Posted by: Angelo | June 07, 2006 at 05:56 PM
Oil to gasoline energy gain 0.8
Corn to ethanol energy gain 1.2
Sugar beet to ethanol energy gain 2.0
Sugar cane to ethanol energy gain 4.0
Cellulose to ethanol energy gain 8.0 (est.)
Posted by: SJC | June 08, 2006 at 04:31 PM
Would it be fair to say that corn ethanol processing leaves more cellulose behind than those others used for comparison? If so, once we start utilizing that cellulose for ethanol, wouldn't it make corn ethanol's total yield much closer? Do the others have any other major benefits, such as significantly less cultivation/fertilizers required? Faster growing? Anything?

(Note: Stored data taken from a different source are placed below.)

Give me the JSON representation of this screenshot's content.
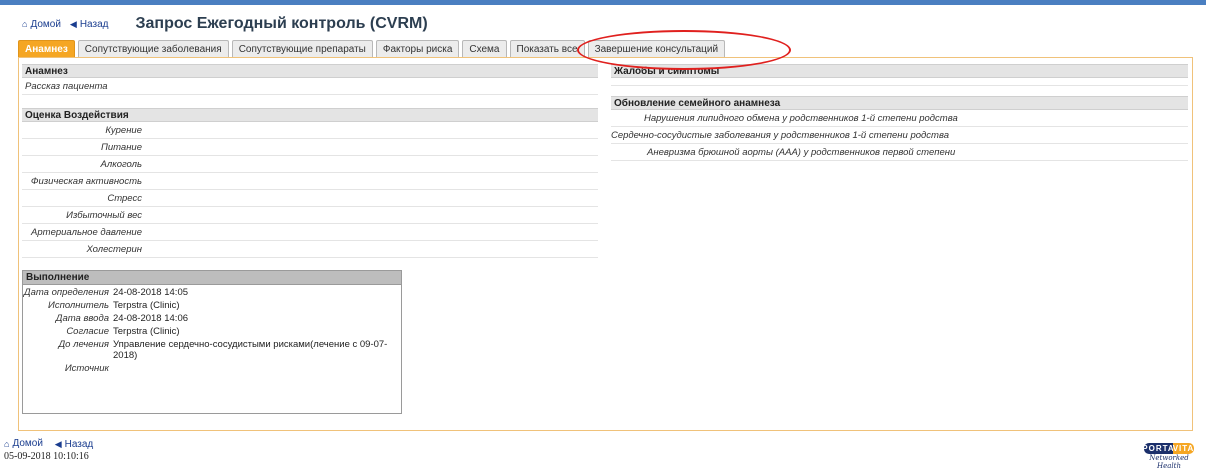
{
  "header": {
    "home_label": "Домой",
    "back_label": "Назад",
    "title": "Запрос Ежегодный контроль (CVRM)"
  },
  "tabs": [
    {
      "label": "Анамнез",
      "active": true
    },
    {
      "label": "Сопутствующие заболевания"
    },
    {
      "label": "Сопутствующие препараты"
    },
    {
      "label": "Факторы риска"
    },
    {
      "label": "Схема"
    },
    {
      "label": "Показать все"
    },
    {
      "label": "Завершение консультаций"
    }
  ],
  "left": {
    "anamnesis_title": "Анамнез",
    "patient_story": "Рассказ пациента",
    "impact_title": "Оценка Воздействия",
    "impact_items": [
      "Курение",
      "Питание",
      "Алкоголь",
      "Физическая активность",
      "Стресс",
      "Избыточный вес",
      "Артериальное давление",
      "Холестерин"
    ]
  },
  "execution": {
    "title": "Выполнение",
    "rows": [
      {
        "key": "Дата определения",
        "value": "24-08-2018 14:05"
      },
      {
        "key": "Исполнитель",
        "value": "Terpstra (Clinic)"
      },
      {
        "key": "Дата ввода",
        "value": "24-08-2018 14:06"
      },
      {
        "key": "Согласие",
        "value": "Terpstra (Clinic)"
      },
      {
        "key": "До лечения",
        "value": "Управление сердечно-сосудистыми рисками(лечение с 09-07-2018)"
      },
      {
        "key": "Источник",
        "value": ""
      }
    ]
  },
  "right": {
    "complaints_title": "Жалобы и симптомы",
    "family_title": "Обновление семейного анамнеза",
    "family_items": [
      "Нарушения липидного обмена у родственников 1-й степени родства",
      "Сердечно-сосудистые заболевания у родственников 1-й степени родства",
      "Аневризма брюшной аорты (ААА) у родственников первой степени"
    ]
  },
  "footer": {
    "home_label": "Домой",
    "back_label": "Назад",
    "timestamp": "05-09-2018 10:10:16",
    "logo_left": "PORTA",
    "logo_right": "VITA",
    "logo_tagline": "Networked Health"
  },
  "colors": {
    "accent": "#f5a623",
    "annotation": "#e0201e",
    "link": "#1a3d8f"
  }
}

Posted by: Angelo | June 09, 2006 at 03:30 AM
Corn stover, or the corn stalk is now plowed under for cultivation. It has been estimated that 50% could be harvested for cellulose ethanol while still maintaining good soil quality. That other 50% is now used for animal feed.
When corn is made into ethanol, there is the distillers grain left over that is used for high protein animal feed. The animals need protein and plant stalk for their diets. So, you can see there is a tradeoff between human food needs, animals food needs and fuel requirements.
So, to answer part of your question, you would get higher energy gain by using both the corn and the stalk, than just the corn alone, but you would get the highest by using the stalk only.
Posted by: SJC | June 09, 2006 at 02:17 PM
When the corn oil is extracted from the distiller's dry grain to be used as a biodiesel feedstock, does that make this grain unusable as an animal feed? Is it essentially trading animal feed for biodiesel, or can you extract both?
Posted by: Angelo | June 09, 2006 at 02:27 PM
There was a post on here about that. A company said that you could get ethanol from the corn, corn oil from the distillers grain and animal feed from what is left. You would have to look in the ethanol topics section to see.
All you are doing is taking the starch out to make sugar then ethanol, then the fats out to make biodiesel from the corn oil and what you end up with is healthy animal feed.
Posted by: SJC | June 09, 2006 at 10:58 PM
Thanks. I thought I read that same thing, but you never know who to believe. All in all, if you included the sugars they could extract from the stover, that's a pretty efficient use of corn. We'll see if it actually happens!